Ferreira n'hésite pas une seconde et demande à Guerrero, alors âgé de 18 ans, de disputer un match avec les 18 meilleurs éléments parmi les 35 évalués ce jour-là. «J'ai dit à mon adjoint : “Ce gars qui lance et court si bien, faisons-le frapper premier à chaque manche, afin que je le vois le plus possible.” J'avais un vol à attraper et je voulais le voir frapper.»

À sa première présence au bâton, Guerrero frappe un roulant vers l'arrêt-court. En courant au premier sac, il s'étire un muscle de la cuisse et sa journée est terminée. «C'était pénible à voir. Alors que nous continuions le match, lui était assis dans l'abri, la tête entre les jambes. Je n'arrêtais pas de le regarder et soudain, j'ai dit à mon assistant : “Tu sais quoi? Donnons-lui une chance. J'ai vu ses lancers. J'ai vu sa course. Je vais prendre une chance sur son coup de bâton.”»

Ferreira est alors passé par la résidence de Guerrero, où sa mère était très ravie de l'accueillir, et il lui a fait signer un contrat. «Sports Illustrated a déjà dit de cette entente que c'était la deuxième meilleure de toute l'histoire du baseball, après la vente de Babe Ruth des Red Sox aux Yankees! J'avais mis sous contrat Vladimir Guerrero pour 1500 $!» Il s'est bien repris : il a touché plus de 125 millions $US au cours de sa carrière.

«C’est la plus belle trouvaille de ma carrière», note Ferreira. «Quand j'ai parlé à Felipe Alou [gérant des Expos] de Guerrero la première fois, je lui ai dit que je croyais avoir déniché un joueur pour les majeures, mais qu'on devrait garder les instructions à son endroit plutôt simples. “Laissons-le faire ce qu'il sait faire.
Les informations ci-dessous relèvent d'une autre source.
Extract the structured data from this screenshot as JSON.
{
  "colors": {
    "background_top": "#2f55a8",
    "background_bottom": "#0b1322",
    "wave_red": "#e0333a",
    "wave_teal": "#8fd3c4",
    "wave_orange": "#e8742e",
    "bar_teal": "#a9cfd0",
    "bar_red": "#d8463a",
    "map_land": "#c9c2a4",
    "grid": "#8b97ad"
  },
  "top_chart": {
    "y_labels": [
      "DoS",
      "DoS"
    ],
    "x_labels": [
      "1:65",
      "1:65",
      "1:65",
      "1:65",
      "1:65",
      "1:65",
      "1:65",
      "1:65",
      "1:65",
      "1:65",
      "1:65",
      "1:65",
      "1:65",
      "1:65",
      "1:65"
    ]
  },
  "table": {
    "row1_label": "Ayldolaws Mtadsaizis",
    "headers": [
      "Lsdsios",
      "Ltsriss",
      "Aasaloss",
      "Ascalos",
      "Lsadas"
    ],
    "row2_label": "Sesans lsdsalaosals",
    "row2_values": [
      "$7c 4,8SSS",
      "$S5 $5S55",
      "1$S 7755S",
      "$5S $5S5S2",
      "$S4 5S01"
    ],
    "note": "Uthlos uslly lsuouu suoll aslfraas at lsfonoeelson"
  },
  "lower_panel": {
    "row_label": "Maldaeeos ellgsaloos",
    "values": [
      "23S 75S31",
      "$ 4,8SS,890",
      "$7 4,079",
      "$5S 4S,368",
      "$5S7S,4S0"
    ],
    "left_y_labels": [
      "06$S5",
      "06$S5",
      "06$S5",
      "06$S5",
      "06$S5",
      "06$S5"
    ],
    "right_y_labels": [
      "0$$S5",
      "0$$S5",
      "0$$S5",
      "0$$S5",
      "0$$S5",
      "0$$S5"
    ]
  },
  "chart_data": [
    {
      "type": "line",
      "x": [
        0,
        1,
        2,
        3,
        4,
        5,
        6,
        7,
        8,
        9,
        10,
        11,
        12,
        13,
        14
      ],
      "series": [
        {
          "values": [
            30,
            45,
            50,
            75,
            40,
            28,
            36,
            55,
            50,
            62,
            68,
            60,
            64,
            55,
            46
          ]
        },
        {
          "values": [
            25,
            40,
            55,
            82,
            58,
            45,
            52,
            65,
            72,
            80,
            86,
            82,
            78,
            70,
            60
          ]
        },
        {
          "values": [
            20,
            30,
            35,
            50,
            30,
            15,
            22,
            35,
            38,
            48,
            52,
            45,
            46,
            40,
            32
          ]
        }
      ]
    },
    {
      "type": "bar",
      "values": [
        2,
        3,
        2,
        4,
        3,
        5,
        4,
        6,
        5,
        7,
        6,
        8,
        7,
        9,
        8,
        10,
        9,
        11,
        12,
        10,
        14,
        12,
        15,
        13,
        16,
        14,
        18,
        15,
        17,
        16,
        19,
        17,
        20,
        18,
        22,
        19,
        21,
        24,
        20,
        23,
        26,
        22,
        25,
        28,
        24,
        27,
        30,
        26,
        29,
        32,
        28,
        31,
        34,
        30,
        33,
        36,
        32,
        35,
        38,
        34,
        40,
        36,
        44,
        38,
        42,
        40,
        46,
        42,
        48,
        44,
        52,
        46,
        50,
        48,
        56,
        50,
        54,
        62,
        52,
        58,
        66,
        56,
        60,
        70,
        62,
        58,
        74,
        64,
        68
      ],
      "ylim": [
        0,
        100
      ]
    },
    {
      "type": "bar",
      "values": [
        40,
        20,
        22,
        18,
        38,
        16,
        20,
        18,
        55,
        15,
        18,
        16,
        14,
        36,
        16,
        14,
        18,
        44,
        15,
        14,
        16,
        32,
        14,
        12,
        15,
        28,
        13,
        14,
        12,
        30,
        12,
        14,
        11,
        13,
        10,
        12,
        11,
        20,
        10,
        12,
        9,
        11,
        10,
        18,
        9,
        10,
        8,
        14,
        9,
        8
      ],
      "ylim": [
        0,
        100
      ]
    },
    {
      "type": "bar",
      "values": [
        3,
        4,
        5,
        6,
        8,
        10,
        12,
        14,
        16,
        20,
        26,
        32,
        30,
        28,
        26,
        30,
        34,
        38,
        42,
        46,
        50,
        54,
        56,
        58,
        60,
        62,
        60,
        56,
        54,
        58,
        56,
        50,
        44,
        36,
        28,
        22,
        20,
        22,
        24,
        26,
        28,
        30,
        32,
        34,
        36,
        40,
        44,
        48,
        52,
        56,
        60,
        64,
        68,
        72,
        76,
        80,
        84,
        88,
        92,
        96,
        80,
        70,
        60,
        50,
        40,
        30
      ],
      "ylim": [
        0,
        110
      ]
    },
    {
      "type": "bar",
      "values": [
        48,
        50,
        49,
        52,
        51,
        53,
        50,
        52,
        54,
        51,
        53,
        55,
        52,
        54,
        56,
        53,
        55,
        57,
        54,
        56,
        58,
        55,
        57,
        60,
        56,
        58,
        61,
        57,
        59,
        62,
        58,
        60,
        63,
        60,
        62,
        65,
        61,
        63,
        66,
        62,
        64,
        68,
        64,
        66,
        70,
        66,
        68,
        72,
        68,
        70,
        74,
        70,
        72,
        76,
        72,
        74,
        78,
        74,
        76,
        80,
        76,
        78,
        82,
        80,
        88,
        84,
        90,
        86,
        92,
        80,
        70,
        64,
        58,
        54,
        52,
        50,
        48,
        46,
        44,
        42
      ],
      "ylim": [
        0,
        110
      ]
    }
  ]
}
Il fait les choses à sa manière, mais il est très talentueux”, avais-je dit. J'avais frappé dans le mille!»

«Je suis extrêmement excité par son élection au Temple de la renommée», a avoué le vétéran dépisteur, qui a sa propre section à Cooperstown, en raison de ses nombreuses trouvailles, dont Bernie Williams et Orlando Cabrera.